Legislatures say, “OK, we get it. You want to do capitalism robber-baron style, like they did in the old movies.”
But there’s still a price to be paid. When we take the socialism away, the businesses paradoxically do worse, because the workers dry up. And that hurts everyone, but most especially the middle class, because they’re the ones with the most to lose.
Us poor folks, as I’ve been telling you since the last millennium, can go back to walking. We’re used to it. The rich CEOs who wouldn’t pay well enough to avert the need for subsidies will lose more in absolute wealth, but they’re well-cushioned, and they’ll do fine. It’s the middle class that will feel the jolt. And by middle class I include the marginally middle class who can barely afford cars. They, especially, will miss their jobs, when it no longer becomes possible to get business done in the next newest Detroit.
Or, we could raise the minimum wage an extra $2, beyond $15 to $17 per hour, and do away with bus subsidies altogether, because riders themselves could then pay for buses out of their earnings. Sure, that could happen.
Speaking of somebody always having to pay, how about that Bertha?
The folks at Seattle Tunnel Partners have been going around telling us that the repairs to the tunnel borer that are needed, which will take almost a year to achieve, will cost at least $190 million. They want WSDOT, the Washington State Department of Transportation, to pay that because Bertha ran into WSDOT’s steel pipe. WSDOT has been replying, “No way. We told you about that pipe; see, it’s this squiggle at the bottom of page 375 of this planning document we gave you, with the caption ‘look out, steel pipe’ clearly written in invisible ink under it,” or words to that effect.
Trouble is, if WSDOT doesn’t pay it, and the project continues, somebody still has to pay for the repairs. The repairs aren’t going to pay for themselves. There are no elves that repair tunnel boring machines.
There’s only one solution that I can see.
Seattle Tunnel Partners has to take up a life of crime. They have to build a meth lab. There’s no other way they can raise that kind of cash when all they’ve got to peddle is a giant metal dirt grinder no one wants buried 60 feet under Chief Seattle’s Little Crossing Over Place.
Last time I checked I didn’t have $190 million in my pockets.

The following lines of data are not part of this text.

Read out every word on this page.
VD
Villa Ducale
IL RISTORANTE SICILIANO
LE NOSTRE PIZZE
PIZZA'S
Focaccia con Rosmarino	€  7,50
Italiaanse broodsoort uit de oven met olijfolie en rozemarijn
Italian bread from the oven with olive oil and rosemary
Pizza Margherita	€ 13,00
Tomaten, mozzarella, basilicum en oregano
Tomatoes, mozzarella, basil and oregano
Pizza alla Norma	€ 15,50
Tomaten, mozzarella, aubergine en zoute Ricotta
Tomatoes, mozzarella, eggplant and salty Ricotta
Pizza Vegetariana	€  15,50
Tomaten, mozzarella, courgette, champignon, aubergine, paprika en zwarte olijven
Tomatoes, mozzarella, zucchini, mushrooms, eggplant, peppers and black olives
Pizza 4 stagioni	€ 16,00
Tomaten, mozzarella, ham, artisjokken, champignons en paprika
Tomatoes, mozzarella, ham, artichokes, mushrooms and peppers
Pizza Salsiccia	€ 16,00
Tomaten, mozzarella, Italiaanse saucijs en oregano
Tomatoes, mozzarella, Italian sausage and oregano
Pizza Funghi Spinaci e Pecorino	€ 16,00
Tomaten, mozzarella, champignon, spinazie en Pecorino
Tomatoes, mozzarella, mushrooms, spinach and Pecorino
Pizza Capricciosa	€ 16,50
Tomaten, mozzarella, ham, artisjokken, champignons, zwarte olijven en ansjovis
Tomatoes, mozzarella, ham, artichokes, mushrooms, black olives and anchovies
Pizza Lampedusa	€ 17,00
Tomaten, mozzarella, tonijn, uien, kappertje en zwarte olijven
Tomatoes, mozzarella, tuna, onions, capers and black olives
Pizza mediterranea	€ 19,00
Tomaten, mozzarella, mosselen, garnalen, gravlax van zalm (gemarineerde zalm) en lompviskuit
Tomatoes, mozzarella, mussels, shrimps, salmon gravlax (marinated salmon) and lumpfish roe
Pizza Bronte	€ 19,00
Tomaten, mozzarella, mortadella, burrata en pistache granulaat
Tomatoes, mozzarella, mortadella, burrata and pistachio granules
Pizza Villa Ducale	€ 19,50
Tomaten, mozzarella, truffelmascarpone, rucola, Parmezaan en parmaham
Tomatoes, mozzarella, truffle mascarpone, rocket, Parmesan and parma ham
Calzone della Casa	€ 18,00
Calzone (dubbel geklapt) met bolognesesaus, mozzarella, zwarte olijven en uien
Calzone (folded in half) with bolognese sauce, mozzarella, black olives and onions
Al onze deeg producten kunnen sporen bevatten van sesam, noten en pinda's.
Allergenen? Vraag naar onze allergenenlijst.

I’m pretty sure I don’t have $190 million in a bank account somewhere that I forgot I had. So they aren’t getting it out of me.
If they had something to sell that I wanted, like a tunnel to Disneyland, I’d see chipping in a dime or two, and maybe if enough of us helped out, they’d have what they needed.
But, you know, it’s like that whole car-tab-for-someone-else’s-bus-service thing. I don’t happen to want a tunnel from here to Aurora Avenue. Let the folks who want it pay for it.
What? They can’t? Gee, times are tough.